Once located on the northwest corner of Massachusetts Avenue and 11th Street, NW, the Wisteria House was built during the Civil War (ca. 1863) for hardware merchant William Thomas. Thomas added a two story portico in 1869. The Wisteria was brought to Washington from China and was a gift to Thomas by a naval officer.

Wisteria House ca. 1920Wisteria House detail
Click on an image to enlarge.

In 1878, Thomas moved to Saint Louis. The new owner was Gustavus Ricker, a businessman with investments in marble, iron, and railroads. Ricker removed the original gable roof and added a third story with a flat roof in 1882.

Upon Ricker's death, his widow continued to live in the home until her death in 1922. The house was razed in 1924 to make way for the Wisteria Mansions Apartments.

Kent Boese posts items of historic interest primarily within the District. He's worked in libraries since 1994, both federal and law, and currently works on K Street. He's been an Advisory Neighborhood Commissioner serving the northern Columbia Heights and Park View neighborhoods since 2011 (ANC 1A), and is the force behind the blog Park View, D.C.


Hey thats funny! Im moving in there in like 2 weeks...

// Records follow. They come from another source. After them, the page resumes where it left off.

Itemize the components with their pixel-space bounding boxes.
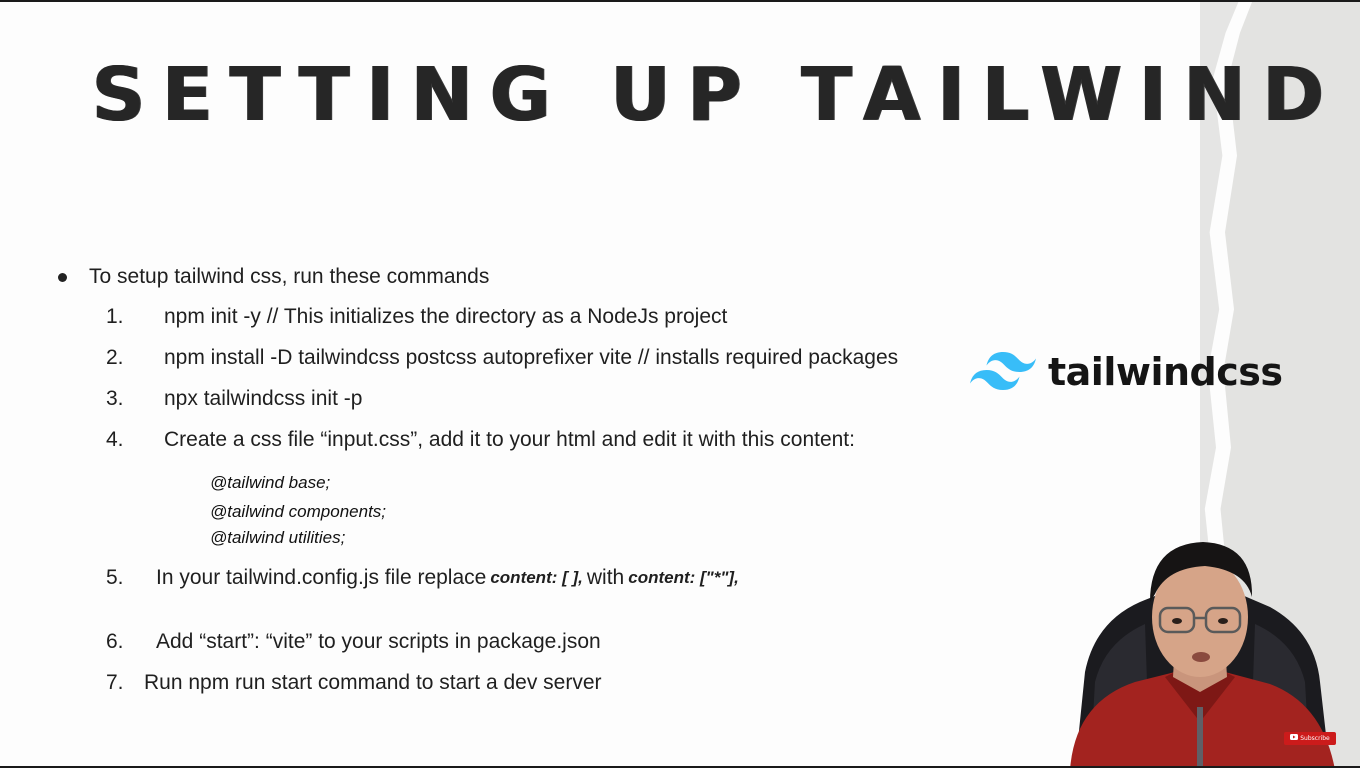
youtube-play-icon (1290, 732, 1299, 745)
logo-text: tailwindcss (1048, 350, 1283, 394)
code-line: @tailwind components; (210, 502, 387, 521)
code-line: @tailwind base; (210, 473, 331, 492)
step-text: npm init -y // This initializes the dire… (164, 304, 728, 328)
step-text: npm install -D tailwindcss postcss autop… (164, 345, 899, 369)
slide-content: To setup tailwind css, run these command… (56, 260, 996, 703)
step-text: In your tailwind.config.js file replace (156, 566, 487, 589)
code-block: @tailwind base; @tailwind components; @t… (210, 470, 996, 551)
slide: SETTING UP TAILWIND CSS To setup tailwin… (0, 0, 1360, 768)
step-text: with (586, 566, 625, 589)
code-snippet: content: [ ], (490, 568, 583, 587)
code-line: @tailwind utilities; (210, 528, 346, 547)
step-text: Add “start”: “vite” to your scripts in p… (156, 629, 601, 653)
step-7: 7. Run npm run start command to start a … (56, 662, 996, 703)
step-text: npx tailwindcss init -p (164, 386, 363, 410)
slide-title: SETTING UP TAILWIND CSS (92, 52, 1360, 138)
subscribe-badge[interactable]: Subscribe (1284, 732, 1336, 745)
step-4: 4. Create a css file “input.css”, add it… (56, 419, 996, 460)
step-number: 6. (106, 629, 124, 653)
step-number: 3. (106, 386, 124, 410)
tailwind-wave-icon (970, 350, 1036, 394)
step-text: Create a css file “input.css”, add it to… (164, 427, 855, 451)
code-snippet: content: ["*"], (628, 568, 739, 587)
intro-bullet: To setup tailwind css, run these command… (56, 260, 996, 294)
bullet-dot-icon (58, 272, 67, 282)
intro-text: To setup tailwind css, run these command… (89, 265, 490, 288)
step-text: Run npm run start command to start a dev… (144, 670, 602, 694)
step-number: 7. (106, 670, 124, 694)
step-number: 4. (106, 427, 124, 451)
step-2: 2. npm install -D tailwindcss postcss au… (56, 337, 996, 378)
step-3: 3. npx tailwindcss init -p (56, 378, 996, 419)
step-5: 5. In your tailwind.config.js file repla… (56, 557, 996, 599)
step-number: 2. (106, 345, 124, 369)
step-6: 6. Add “start”: “vite” to your scripts i… (56, 621, 996, 662)
step-number: 1. (106, 304, 124, 328)
tailwindcss-logo: tailwindcss (970, 350, 1283, 394)
subscribe-label: Subscribe (1300, 735, 1330, 742)
step-1: 1. npm init -y // This initializes the d… (56, 296, 996, 337)
step-number: 5. (106, 566, 124, 589)
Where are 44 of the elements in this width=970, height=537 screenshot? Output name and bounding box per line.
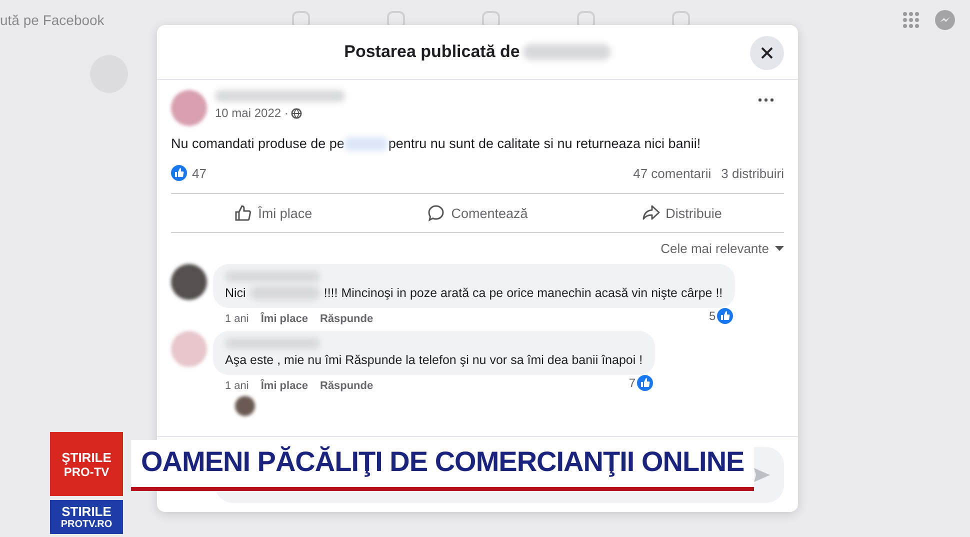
post-text: Nu comandati produse de pe [171,136,344,151]
share-button[interactable]: Distribuie [580,194,784,232]
thumbs-up-icon [234,204,252,222]
headline: OAMENI PĂCĂLIŢI DE COMERCIANŢII ONLINE [141,446,744,477]
comment-text: Aşa este , mie nu îmi Răspunde la telefon şi nu vor sa îmi dea banii înapoi ! [225,353,643,367]
blurred-name [250,286,320,300]
like-icon [636,375,653,391]
dialog-title: Postarea publicată de [344,42,520,62]
avatar [235,396,255,416]
reaction-count: 7 [628,376,636,390]
more-icon[interactable] [758,98,774,102]
reply-link[interactable]: Răspunde [320,313,374,325]
like-link[interactable]: Îmi place [260,380,308,392]
like-count: 47 [192,166,206,180]
sort-dropdown[interactable]: Cele mai relevante [660,239,784,258]
reaction-count: 5 [708,309,716,323]
search-field[interactable]: ută pe Facebook [0,12,150,28]
like-icon [716,308,733,324]
like-link[interactable]: Îmi place [260,313,308,325]
caret-icon [775,246,784,252]
avatar [171,90,207,126]
comment-button[interactable]: Comentează [375,194,580,232]
post-text: pentru nu sunt de calitate si nu returneaza nici banii! [388,136,701,151]
close-button[interactable] [750,36,784,70]
globe-icon [291,108,302,118]
share-count[interactable]: 3 distribuiri [721,166,784,180]
send-icon[interactable] [754,468,770,482]
messenger-icon[interactable] [934,9,956,31]
comment-time: 1 ani [225,380,249,392]
post-date: 10 mai 2022 · [215,106,288,120]
like-icon [171,165,187,181]
like-button[interactable]: Îmi place [171,194,376,232]
comment-count[interactable]: 47 comentarii [633,166,712,180]
comment-text: Nici [225,286,246,300]
channel-logo: ŞTIRILE PRO-TV [50,432,123,496]
close-icon [761,47,773,59]
menu-icon[interactable] [902,11,920,29]
website-logo: STIRILE PROTV.RO [50,500,123,534]
blurred-name [344,136,388,150]
reply-link[interactable]: Răspunde [320,380,374,392]
comment-icon [427,204,446,222]
comment-text: !!!! Mincinoşi in poze arată ca pe orice manechin acasă vin nişte cârpe !! [324,286,723,300]
share-icon [642,204,660,222]
comment-time: 1 ani [225,313,249,325]
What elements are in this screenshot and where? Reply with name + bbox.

by Ben on Jun 30, 2009 4:35 pm • linkreport

always amazes me how many houses, including our row of 10, were built during the Civil War when there was such a shortage of wood and cement. all the trees in Rock Creek Park were even cut down for the war effort. that house, like mine, probably used lumber from the recently torn down 11 St. RR bridge and had "mortar" which was mostly sand like mine too.